Люмен | страница 12



Когда же население одной из этих планет становится жертвой какого-нибудь крупного физического или общественного переворота, они испытывают нечто вроде внутреннего сотрясения, подобно тому, как колебание одной струны передается на расстоянии другой струне.

В течение последнего года (а год этой планеты равняется десяти нашим), какая-то сила притягивала внимание ее обитателей к земле. Они следили за происходившими на ней событиями с волнением и интересом. Им пришлось быть свидетелями конца прежнего режима, торжества свободы, провозглашения прав человека, признания великих принципов человеческого достоинства. Потом они увидели, как священное дело свободы компрометировалось именно теми, которым следовало бы быть ее первыми защитниками, и как грубая сила заняла место разума и убеждения. Я понял, что дело шло о великой революции 1789 г. и о падении старого государственного строя. С некоторого времени им приходилось с сердечною болью следить за успехами террора. Они тревожились за будущее земли и начинали сомневаться в возможности прогресса для человечества, безрассудно утратившего только что приобретенные блага.
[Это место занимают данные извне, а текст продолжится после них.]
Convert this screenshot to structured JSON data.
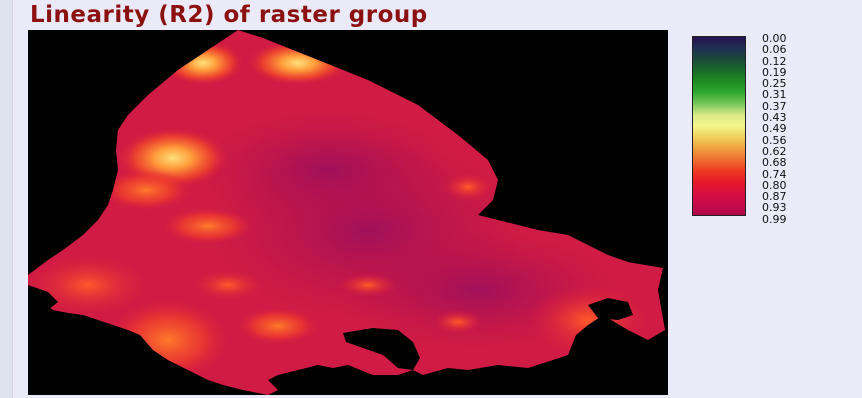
{
  "title": "Linearity (R2) of raster group",
  "legend": {
    "labels": [
      "0.00",
      "0.06",
      "0.12",
      "0.19",
      "0.25",
      "0.31",
      "0.37",
      "0.43",
      "0.49",
      "0.56",
      "0.62",
      "0.68",
      "0.74",
      "0.80",
      "0.87",
      "0.93",
      "0.99"
    ],
    "colors": [
      "#2a1050",
      "#1f2f55",
      "#1a4a3a",
      "#1a6a28",
      "#1f8c22",
      "#2ea830",
      "#79c85a",
      "#d9e988",
      "#f3f58a",
      "#f0d05a",
      "#f0a040",
      "#ee7030",
      "#ee3a20",
      "#e81a28",
      "#d81040",
      "#c80a4a",
      "#b0084c"
    ]
  },
  "map": {
    "background_color": "#000000",
    "fill_color": "#cc1a4a"
  }
}
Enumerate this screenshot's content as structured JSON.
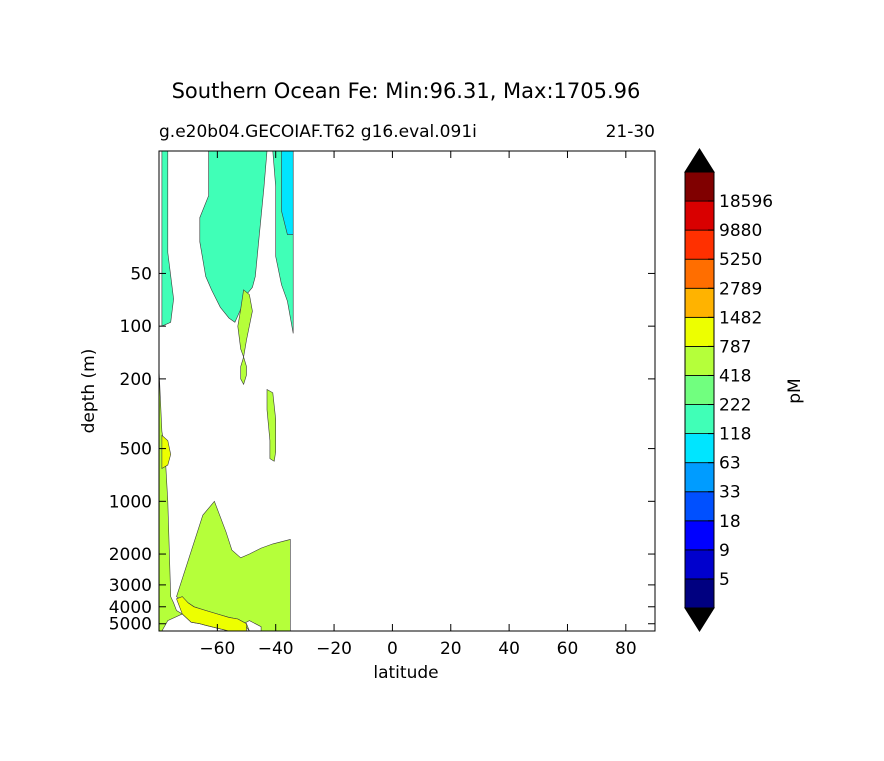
{
  "chart_data": {
    "type": "filled-contour",
    "title": "Southern Ocean Fe: Min:96.31, Max:1705.96",
    "subtitle_left": "g.e20b04.GECOIAF.T62 g16.eval.091i",
    "subtitle_right": "21-30",
    "xlabel": "latitude",
    "ylabel": "depth (m)",
    "xlim": [
      -80,
      90
    ],
    "x_ticks": [
      -60,
      -40,
      -20,
      0,
      20,
      40,
      60,
      80
    ],
    "x_tick_labels": [
      "−60",
      "−40",
      "−20",
      "0",
      "20",
      "40",
      "60",
      "80"
    ],
    "ylim": [
      5500,
      10
    ],
    "y_scale": "log",
    "y_ticks": [
      50,
      100,
      200,
      500,
      1000,
      2000,
      3000,
      4000,
      5000
    ],
    "y_tick_labels": [
      "50",
      "100",
      "200",
      "500",
      "1000",
      "2000",
      "3000",
      "4000",
      "5000"
    ],
    "colorbar": {
      "label": "pM",
      "ticks": [
        "5",
        "9",
        "18",
        "33",
        "63",
        "118",
        "222",
        "418",
        "787",
        "1482",
        "2789",
        "5250",
        "9880",
        "18596"
      ],
      "colors": [
        "#000080",
        "#0000cd",
        "#0000ff",
        "#0050ff",
        "#009cff",
        "#00e5ff",
        "#40ffb7",
        "#71ff7f",
        "#b5ff3a",
        "#edff00",
        "#ffb300",
        "#ff6e00",
        "#ff3000",
        "#d90000",
        "#800000"
      ],
      "extend": "both"
    },
    "regions": [
      {
        "level": "118-222",
        "color": "#40ffb7",
        "polygon": [
          [
            -79,
            10
          ],
          [
            -63,
            10
          ],
          [
            -63,
            18
          ],
          [
            -66,
            24
          ],
          [
            -66,
            33
          ],
          [
            -64,
            52
          ],
          [
            -62,
            62
          ],
          [
            -59,
            78
          ],
          [
            -56,
            90
          ],
          [
            -54,
            95
          ],
          [
            -52,
            80
          ],
          [
            -50,
            66
          ],
          [
            -48,
            60
          ],
          [
            -47,
            52
          ],
          [
            -46,
            35
          ],
          [
            -44,
            16
          ],
          [
            -43,
            10
          ],
          [
            -41,
            10
          ],
          [
            -40,
            16
          ],
          [
            -40,
            40
          ],
          [
            -38,
            58
          ],
          [
            -36,
            72
          ],
          [
            -34,
            110
          ],
          [
            -34,
            10
          ],
          [
            -77,
            10
          ],
          [
            -77,
            38
          ],
          [
            -75,
            70
          ],
          [
            -76,
            95
          ],
          [
            -79,
            100
          ]
        ]
      },
      {
        "level": "63-118",
        "color": "#00e5ff",
        "polygon": [
          [
            -38,
            10
          ],
          [
            -34,
            10
          ],
          [
            -34,
            30
          ],
          [
            -36,
            30
          ],
          [
            -38,
            22
          ]
        ]
      },
      {
        "level": "418-787",
        "color": "#b5ff3a",
        "polygon": [
          [
            -51,
            62
          ],
          [
            -49,
            66
          ],
          [
            -48,
            82
          ],
          [
            -50,
            120
          ],
          [
            -51,
            150
          ],
          [
            -52,
            135
          ],
          [
            -53,
            100
          ],
          [
            -52,
            80
          ]
        ]
      },
      {
        "level": "418-787",
        "color": "#b5ff3a",
        "polygon": [
          [
            -51,
            150
          ],
          [
            -50,
            170
          ],
          [
            -50,
            190
          ],
          [
            -51,
            215
          ],
          [
            -52,
            200
          ],
          [
            -52,
            170
          ]
        ]
      },
      {
        "level": "418-787",
        "color": "#b5ff3a",
        "polygon": [
          [
            -43,
            230
          ],
          [
            -41,
            240
          ],
          [
            -40,
            340
          ],
          [
            -40,
            520
          ],
          [
            -40.5,
            590
          ],
          [
            -42,
            570
          ],
          [
            -42,
            450
          ],
          [
            -43,
            300
          ]
        ]
      },
      {
        "level": "418-787",
        "color": "#b5ff3a",
        "polygon": [
          [
            -80,
            175
          ],
          [
            -79,
            400
          ],
          [
            -78,
            500
          ],
          [
            -77,
            1000
          ],
          [
            -76,
            3500
          ],
          [
            -75,
            3800
          ],
          [
            -74,
            4200
          ],
          [
            -72,
            4400
          ],
          [
            -69,
            4900
          ],
          [
            -66,
            5000
          ],
          [
            -64,
            5100
          ],
          [
            -60,
            5300
          ],
          [
            -56,
            5500
          ],
          [
            -49,
            5500
          ],
          [
            -50,
            5000
          ],
          [
            -53,
            4700
          ],
          [
            -56,
            4600
          ],
          [
            -60,
            4400
          ],
          [
            -64,
            4200
          ],
          [
            -66,
            4100
          ],
          [
            -68,
            4000
          ],
          [
            -70,
            3800
          ],
          [
            -73,
            3600
          ],
          [
            -74,
            3500
          ],
          [
            -65,
            1200
          ],
          [
            -61,
            1000
          ],
          [
            -57,
            1500
          ],
          [
            -55,
            1900
          ],
          [
            -52,
            2100
          ],
          [
            -49,
            2000
          ],
          [
            -45,
            1850
          ],
          [
            -41,
            1750
          ],
          [
            -35,
            1650
          ],
          [
            -35,
            5500
          ],
          [
            -45,
            5500
          ],
          [
            -45,
            5200
          ],
          [
            -47,
            5000
          ],
          [
            -49,
            4800
          ],
          [
            -51,
            5000
          ],
          [
            -49,
            5500
          ],
          [
            -56,
            5500
          ],
          [
            -60,
            4800
          ],
          [
            -63,
            4500
          ],
          [
            -69,
            4800
          ],
          [
            -72,
            4400
          ],
          [
            -77,
            4800
          ],
          [
            -79,
            5500
          ],
          [
            -80,
            5500
          ]
        ]
      },
      {
        "level": "787-1482",
        "color": "#edff00",
        "polygon": [
          [
            -74,
            3600
          ],
          [
            -72,
            3500
          ],
          [
            -70,
            3800
          ],
          [
            -68,
            4000
          ],
          [
            -64,
            4200
          ],
          [
            -60,
            4400
          ],
          [
            -56,
            4600
          ],
          [
            -53,
            4700
          ],
          [
            -50,
            5000
          ],
          [
            -50,
            5500
          ],
          [
            -56,
            5500
          ],
          [
            -60,
            5300
          ],
          [
            -64,
            5100
          ],
          [
            -66,
            5000
          ],
          [
            -69,
            4900
          ],
          [
            -72,
            4400
          ]
        ]
      },
      {
        "level": "787-1482",
        "color": "#edff00",
        "polygon": [
          [
            -79,
            420
          ],
          [
            -77,
            450
          ],
          [
            -76,
            540
          ],
          [
            -77,
            620
          ],
          [
            -79,
            650
          ]
        ]
      }
    ]
  }
}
Я не был свидетелем событий 93 г., потому что в этом самом году я родился. С невыразимым интересом я следил за той сценой, которая происходила теперь на моих глазах и о которой я раньше знал лишь из повествований историков. Но как ни был велик мой интерес к исчезнувшей эпохе, ты легко поймешь, что он все же не мог заглушить во мне чувства еще более могущественного, подсказывавшего мне, что в настоящее время конец 1864 года и что я вижу давно свершившиеся события конца прошлого века.

Quaerens. — Мне кажется, что это сознание невозможности должно было сильно ослаблять впечатление. Ведь перед тобою было видение, явно обманчивое и недопустимое даже при условии полной очевидности и несомненности.

Lumen. — Да, мой друг, ты прав. Можешь себе представить, в каком состоянии находился я, видя перед собою это воплощенное противоречие. Я буквально не верил своим глазам. Я не мог отрицать виденного, но не мог и допустить его.

Quaerens. — Но не было ли это созданием твоего духа, продуктом твоего воображения, отголоском пережитого? Уверен ли ты, что перед тобою была действительность, а не игра памяти?

Lumen. — Такова первая мысль, пришедшая мне на ум. Но для меня было столь ясно, что предо мною открывался Париж 1793 года в день 21 января, что у меня не оставалось места сомнению. И сверх того, подобное объяснение не годилось уже потому, что собравшиеся на холме старцы заметили происходившее еще раньше меня, что они видели перед собою и обсуждали действительные события, не имея никакого представления ни об истории земли, ни о моем знакомстве с нею. И, наконец, перед нами было настоящее, а вовсе не прошлое.